We will see the government standardize more of its approaches to decision making on business and regulatory issues, using the precedent of cases heard. For example, reviews of acquisitions should be faster, with clearer conclusions. We will also see the government leveraging technology more to monitor, audit, and impose sanctions on bad behavior, from tax avoidance to overly aggressive entertainment of government officials. Where could anticorruption investigations bite in 2015?

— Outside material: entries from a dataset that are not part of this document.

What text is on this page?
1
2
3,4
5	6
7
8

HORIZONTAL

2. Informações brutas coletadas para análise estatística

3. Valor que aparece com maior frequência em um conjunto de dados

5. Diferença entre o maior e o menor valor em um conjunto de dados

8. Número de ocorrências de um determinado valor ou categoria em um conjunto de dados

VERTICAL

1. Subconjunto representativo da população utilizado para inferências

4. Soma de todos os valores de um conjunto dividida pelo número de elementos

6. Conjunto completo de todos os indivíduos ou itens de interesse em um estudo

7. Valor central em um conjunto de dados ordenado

in an Internet company where a senior executive gets investigated for begging forgiveness, rather than asking permission, once too often
in local government, where rapid asset sales made it possible for some sales to be made to favored individuals at below-market prices
in companies that have yet to fully get their sales forces under control
Return of the DVD store

Shops offering pirated DVDs will make a comeback in 2015 as the rule of law extends to what can and cannot be shown online, pushing very popular international series off the Internet. US series including The Big Bang Theory and The Good Wife have already been blocked, and rules announced in September by the State Administration of Press, Publication, Radio, Film and Television require unapproved shows to be removed from websites by the new year. Perhaps only in China will the selection of available online content be more tightly controlled than the availability of physical content. Or maybe the international providers of virtual private networks will learn to accept payment from UnionPay cards, and demand for their services will skyrocket. Cinemas will likely also benefit, as good-quality online sources for newly released movies have almost entirely disappeared.


A footnote: be careful with national-level statistics from China in 2015. In times of slower growth, they are historically less reliable.